JIS News

Story Highlights

  • President of the Senate, Senator Floyd Morris is advocating that the Ministry of Justice appoint at least one court officer with sign language expertise in each parish, to improve the deaf population’s access to the Justice System.
  • The President of the Senate was speaking at the re-opening ceremony for the Santa Cruz Resident Magistrate’s Court building in St Elizabeth on Thursday, November 5.
  • He also saluted the government for not only passing the Disabilities Act of 2014, but for also implementing the provisions of the Act.

President of the Senate, Senator Floyd Morris is advocating that the Ministry of Justice appoint at least one court officer with sign language expertise in each parish, to improve the deaf population’s access to the Justice System.
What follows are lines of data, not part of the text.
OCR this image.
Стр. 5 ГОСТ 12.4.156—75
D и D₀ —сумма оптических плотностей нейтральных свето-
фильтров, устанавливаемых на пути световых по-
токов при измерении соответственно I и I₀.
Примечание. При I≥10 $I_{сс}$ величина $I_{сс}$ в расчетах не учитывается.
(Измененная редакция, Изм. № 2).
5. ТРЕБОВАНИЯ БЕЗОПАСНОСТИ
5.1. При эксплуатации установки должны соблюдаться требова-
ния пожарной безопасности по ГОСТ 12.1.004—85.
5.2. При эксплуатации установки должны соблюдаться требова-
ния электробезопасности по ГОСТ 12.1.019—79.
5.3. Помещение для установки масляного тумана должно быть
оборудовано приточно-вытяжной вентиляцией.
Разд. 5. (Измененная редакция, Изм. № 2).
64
“It is very important because we have a deaf population… (and) their rights are violated from time to time, and we have to equip the staff to understand how to relate and how to communicate with these individuals,” Senator Morris stated.

The President of the Senate was speaking at the re-opening ceremony for the Santa Cruz Resident Magistrate’s Court building in St Elizabeth on Thursday, November 5.

He also saluted the government for not only passing the Disabilities Act of 2014, but for also implementing the provisions of the Act.

He stated that according to figures from the United Nation, Jamaica’s population of persons with disabilities stood at 15 percent of the general population, or approximately 400,000 persons.

“Jamaica is not a state that is owned and controlled solely by able-bodied individuals, it is a society that consists of different individuals, from different backgrounds, with different experiences and we have to make sure that when we put in place public policy it is inclusive, it is participatory and it is non-discriminatory,” Senator Morris said.

With this in mind, Senator Morris, who is also Director of the University of the West Indies Centre for Disabilities Studies, and is visually impaired, called for the provision of legislation to enable blind persons to be accepted as witnesses.

“I have heard people say, a blind (person) can’t be a witness in the courts. People must understand that there are certain (distinctiveness) about a person with visual impairment…As a blind person, I am able to pick up and recognize a voice quite well and that is the situation with a lot of persons with visual impairment. So we have to take these peculiarities into consideration when we are dealing with different cases (and ) individuals,” the Senator stated.

Pointing to the Government of Jamaica / Unites States Agency for International Development (USAID) collaboration in training officers of the courts and members of the Jamaica Constabulary Force, Senator Morris said efforts should be taken to ensure that they are equipped with the necessary skills to relate to persons with disabilities.